Амастридский мир ("сделка", "примирение") — фактически первый официально отмеченный в источнике договор Руси с греками.
О нападении Руси на Амастриду молчат и византийские хроники, и русские летописи, сведения которых пополнялись зачастую за счет греческих хронографов. Нам представляется, что причину этого умолчания правильно объяснил В. Г. Васильевский: "Нашествие на Амастриду и берега Пафлогонии могло быть местным и частным фактом, разбойничьим набегом, о котором жителям Константинополя не было необходимости много заботиться"{48}. Действительно, русская гроза прошла стороной для столицы империи и вылилась в опустошительный, но "частный" набег на побережье. Амастридский поход не поколебал устоев Византийской империи, не повлиял решительным образом на ее внешнюю или внутреннюю политику. Он был обыденным событием для Византии и отразился, как и сурожский, в локальном памятнике агиографического характера.
Попытки некоторых ученых объединить оба похода в один, а также свести историю, описанную в "Житии св. Стефана Сурожского", к простому повторению амастридской версии не увенчались успехом{49}. Попутно заметим, что авторы не утруждали себя аргументами, отстаивая версию о единой реальной основе сведений обоих житий.

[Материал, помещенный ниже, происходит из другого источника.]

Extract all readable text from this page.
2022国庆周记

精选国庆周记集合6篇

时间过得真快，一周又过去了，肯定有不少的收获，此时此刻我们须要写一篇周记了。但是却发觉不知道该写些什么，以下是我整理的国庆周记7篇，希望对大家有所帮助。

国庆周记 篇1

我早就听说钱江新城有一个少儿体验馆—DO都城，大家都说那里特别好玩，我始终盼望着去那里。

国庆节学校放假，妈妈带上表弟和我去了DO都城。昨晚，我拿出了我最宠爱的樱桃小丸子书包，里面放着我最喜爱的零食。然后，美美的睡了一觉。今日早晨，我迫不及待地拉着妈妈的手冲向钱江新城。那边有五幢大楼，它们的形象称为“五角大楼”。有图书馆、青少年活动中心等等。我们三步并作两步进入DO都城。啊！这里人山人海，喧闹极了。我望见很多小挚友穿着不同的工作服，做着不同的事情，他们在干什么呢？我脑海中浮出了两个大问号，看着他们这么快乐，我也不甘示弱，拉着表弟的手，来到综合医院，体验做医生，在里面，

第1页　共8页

Нам представляется, что при анализе сведений обоих житий о нападениях руссов на владения империи следует фиксировать не только расхождения, но и общие черты. Приметы сходства, как это ни парадоксально, на наш взгляд, ярче всего подчеркивают самостоятельный характер обоих походов. Они были направлены вдоль Черноморского побережья: один — вдоль Малоазиатского, другой — вдоль Крымского. Территориальные рамки походов четко очерчены: один — от Пропонтиды до Амастриды, другой — от Херсонеса до Керчи. В обоих военных предприятиях руссы берут с бою провинциальные византийские города, не осмеливаясь нанести удар по столице империи. И в том и в другом случае объектом грабежа становятся городские храмы, куда стекались золотая и серебряная утварь, драгоценные камни и дорогие ткани и где стояли богато отделанные раки святых. Наконец, оба похода закончились мирными соглашениями, условия которых весьма схожи: прекращение военных действий, освобождение пленных, возвращение награбленного, "почтение к храмам", вывод рати из города. Несмотря на некоторые различия в статьях, в этих соглашениях отразился весь комплекс тогдашних представлений о мирных договорах с противниками как руссов, так и греков.
49
См., например, Соловьев С. М. История России с древнейших времен, КН. I. М., 1959, С. 306 — 307.